Bonn (dpa) – Nachdem die SPD auf ihrem Bundesparteitag mit knapper Mehrheit in Sachen Großer Lauschangriff auf die CDU-Linie eingeschwenkt ist, versucht die Union jetzt ihren Koalitionspartner FDP auf Kurs bringen. Die SPD signalisierte am Wochenende die Bereitschaft, mit der Union möglichst bald eine praktikable Regelung des elektronischen Abhörens in Wohnungen von Schwerstkriminellen zu finden.

Bundesinnenminister Manfred Kanther (CDU) rechnet zwar mit einer breiten Mehrheit im Bundestag, hofft aber weiterhin, mit den Liberalen die für eine Änderung des Artikels 13 des Grundgesetzes notwendige Zweidrittelmehrheit zu erlangen. Kanther erwartet, bereits in der kommenden Woche im Gespräch mit der FDP „einen großen Schritt“ weiterzukommen. Führende FDP-Politiker warnten jedoch vor einer Sondersitzung des FDP-Präsidiums am gestrigen Abend zum Thema Lauschangriff CDU und CSU erneut, über sie hinweg eine Lösung dieses Problems erreichen zu wollen.

Während Bayerns Innenminister Günther Beckstein (CSU) offen dafür eintrat, notfalls ohne die FDP die Grundgesetzänderung zu beschließen, warnte Kanzleramtschef Friedrich Bohl (CDU) jedoch, die FDP beim Lauschangriff zu überstimmen. Der Bild-Zeitung (Montagsausgabe) sagte er: „Wechselnde Mehrheiten hat es bisher in der Koalition nicht gegeben, es wird sie auch künftig nicht geben.“ Bohl zeigte sich zuversichtlich, mit der FDP zu einer Einigung zu kommen.

Der frühere FDP-Chef Otto Graf Lambsdorff lehnte es ab, die Position der Liberalen zu überdenken.
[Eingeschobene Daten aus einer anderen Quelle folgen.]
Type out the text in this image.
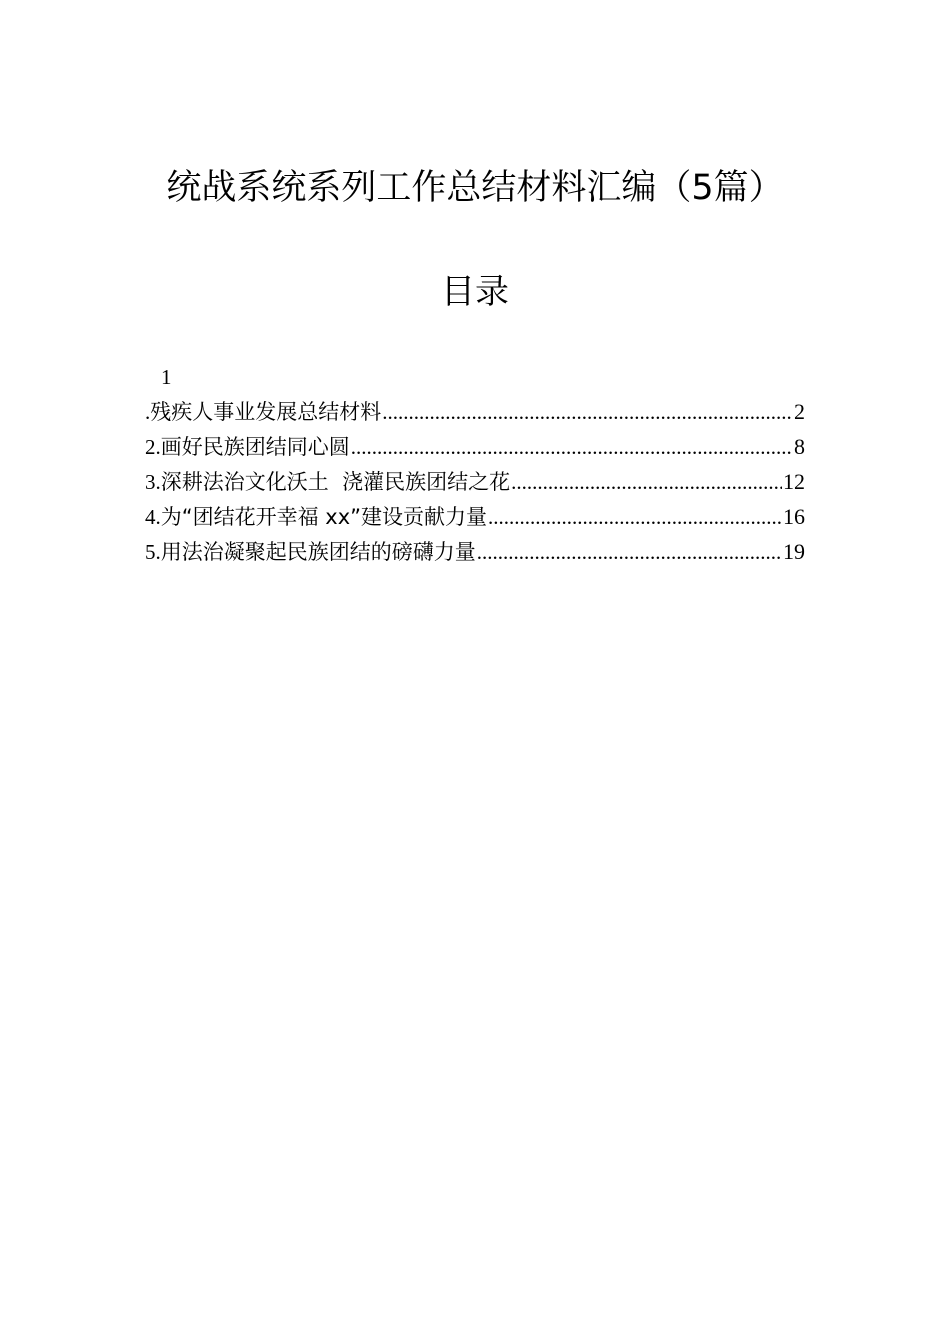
统战系统系列工作总结材料汇编（5篇）
目录
1
.残疾人事业发展总结材料 .....	2
2.画好民族团结同心圆 .....	8
3.深耕法治文化沃土  浇灌民族团结之花 .....	12
4.为“团结花开幸福 xx”建设贡献力量 .....	16
5.用法治凝聚起民族团结的磅礴力量 .....	19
Dem Kölner Express sagte Lamsdorff, er habe noch nie erlebt, daß die FDP die Meinung ändere, weil die SPD Beschlüsse fasse.
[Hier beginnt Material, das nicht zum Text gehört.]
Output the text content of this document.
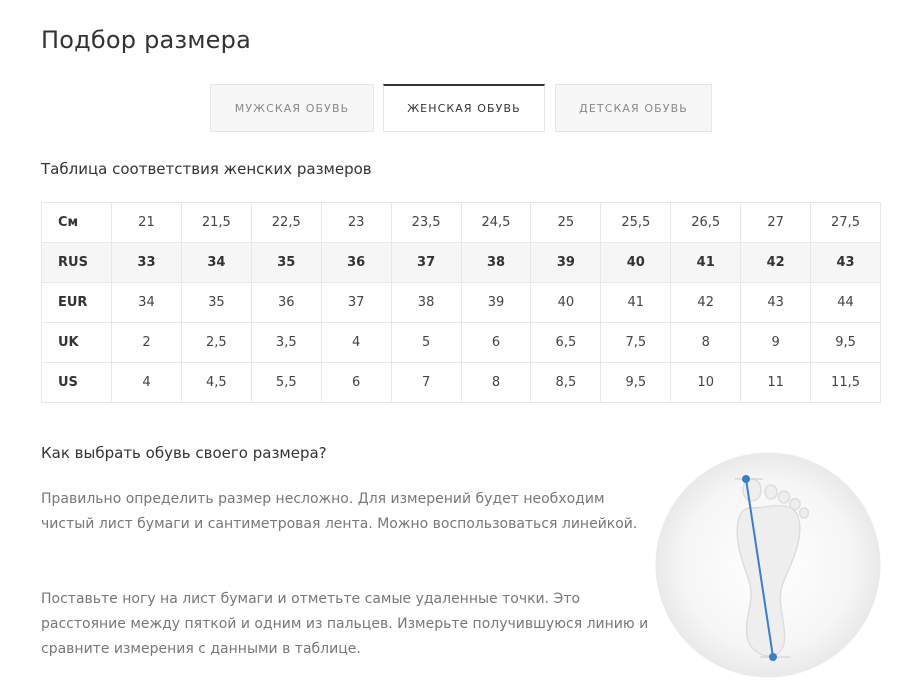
Подбор размера
МУЖСКАЯ ОБУВЬ	ЖЕНСКАЯ ОБУВЬ	ДЕТСКАЯ ОБУВЬ
Таблица соответствия женских размеров
См	21	21,5	22,5	23	23,5	24,5	25	25,5	26,5	27	27,5
RUS	33	34	35	36	37	38	39	40	41	42	43
EUR	34	35	36	37	38	39	40	41	42	43	44
UK	2	2,5	3,5	4	5	6	6,5	7,5	8	9	9,5
US	4	4,5	5,5	6	7	8	8,5	9,5	10	11	11,5
Как выбрать обувь своего размера?

Правильно определить размер несложно. Для измерений будет необходим чистый лист бумаги и сантиметровая лента. Можно воспользоваться линейкой.

Поставьте ногу на лист бумаги и отметьте самые удаленные точки. Это расстояние между пяткой и одним из пальцев. Измерьте получившуюся линию и сравните измерения с данными в таблице.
Die stellvertretende FDP-Vorsitzende Irmgard Schwaetzer verlangte ebenso wie Fraktionschef Hermann Otto Solms, statt auf den Lauschangriff zu setzen das eigentliche Problem anzugehen: das Vollzugsdefizit bei Polizei und Justiz. Solms forderte die Freien Demokraten auf, sich angesichts des Superwahljahres 1994 von der Koalitionsdisziplin „etwas zu lösen“ und die eigene Position in den aktuell anstehenden politischen Fragen deutlicher zu machen.